Step 1: Identify the sequence type (Arithmetic)

This is an arithmetic sequence because the common difference \(d\) is constant. Let's find \(d\):
\(d = 97 - 107 = -10\), \(d = 87 - 97 = -10\), \(d = 77 - 87 = -10\). So, \(d = -10\).

Step 2: Recall the arithmetic sequence formula

The formula for the \(n^{\text{th}}\) term of an arithmetic sequence is \(a_n = a_1 + (n - 1)d\), where \(a_1\) is the first term, \(d\) is the common difference, and \(n\) is the term number.

Here, \(a_1 = 107\), \(d = -10\), and we need to find \(a_{65}\) (so \(n = 65\)).

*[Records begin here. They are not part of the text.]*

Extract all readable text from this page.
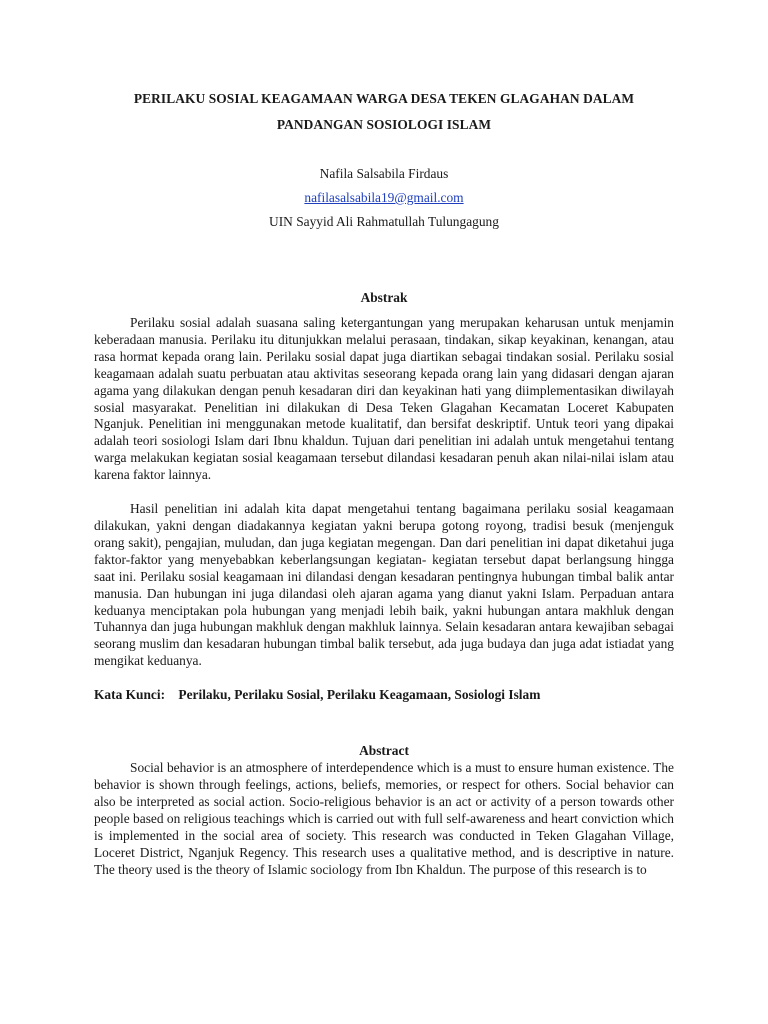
PERILAKU SOSIAL KEAGAMAAN WARGA DESA TEKEN GLAGAHAN DALAM
PANDANGAN SOSIOLOGI ISLAM
Nafila Salsabila Firdaus
nafilasalsabila19@gmail.com
UIN Sayyid Ali Rahmatullah Tulungagung
Abstrak

Perilaku sosial adalah suasana saling ketergantungan yang merupakan keharusan untuk menjamin keberadaan manusia. Perilaku itu ditunjukkan melalui perasaan, tindakan, sikap keyakinan, kenangan, atau rasa hormat kepada orang lain. Perilaku sosial dapat juga diartikan sebagai tindakan sosial. Perilaku sosial keagamaan adalah suatu perbuatan atau aktivitas seseorang kepada orang lain yang didasari dengan ajaran agama yang dilakukan dengan penuh kesadaran diri dan keyakinan hati yang diimplementasikan diwilayah sosial masyarakat. Penelitian ini dilakukan di Desa Teken Glagahan Kecamatan Loceret Kabupaten Nganjuk. Penelitian ini menggunakan metode kualitatif, dan bersifat deskriptif. Untuk teori yang dipakai adalah teori sosiologi Islam dari Ibnu khaldun. Tujuan dari penelitian ini adalah untuk mengetahui tentang warga melakukan kegiatan sosial keagamaan tersebut dilandasi kesadaran penuh akan nilai-nilai islam atau karena faktor lainnya.

Hasil penelitian ini adalah kita dapat mengetahui tentang bagaimana perilaku sosial keagamaan dilakukan, yakni dengan diadakannya kegiatan yakni berupa gotong royong, tradisi besuk (menjenguk orang sakit), pengajian, muludan, dan juga kegiatan megengan. Dan dari penelitian ini dapat diketahui juga faktor-faktor yang menyebabkan keberlangsungan kegiatan- kegiatan tersebut dapat berlangsung hingga saat ini. Perilaku sosial keagamaan ini dilandasi dengan kesadaran pentingnya hubungan timbal balik antar manusia. Dan hubungan ini juga dilandasi oleh ajaran agama yang dianut yakni Islam. Perpaduan antara keduanya menciptakan pola hubungan yang menjadi lebih baik, yakni hubungan antara makhluk dengan Tuhannya dan juga hubungan makhluk dengan makhluk lainnya. Selain kesadaran antara kewajiban sebagai seorang muslim dan kesadaran hubungan timbal balik tersebut, ada juga budaya dan juga adat istiadat yang mengikat keduanya.

Kata Kunci: Perilaku, Perilaku Sosial, Perilaku Keagamaan, Sosiologi Islam
Abstract

Social behavior is an atmosphere of interdependence which is a must to ensure human existence. The behavior is shown through feelings, actions, beliefs, memories, or respect for others. Social behavior can also be interpreted as social action. Socio-religious behavior is an act or activity of a person towards other people based on religious teachings which is carried out with full self-awareness and heart conviction which is implemented in the social area of society. This research was conducted in Teken Glagahan Village, Loceret District, Nganjuk Regency. This research uses a qualitative method, and is descriptive in nature. The theory used is the theory of Islamic sociology from Ibn Khaldun. The purpose of this research is to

Step 3: Substitute the values into the formula

\(a_{65} = 107 + (65 - 1)(-10)\)

First, calculate \((65 - 1)\):
\(65 - 1 = 64\)

Then, multiply by \(d\) (\(-10\)):
\(64 \times (-10) = -640\)

Now, add to \(a_1\):
\(a_{65} = 107 + (-640) = 107 - 640 = -533\)

Answer:

The \(65^{\text{th}}\) term of the sequence \(\{107, 97, 87, 77, \dots\}\) is \(\boxed{-533}\).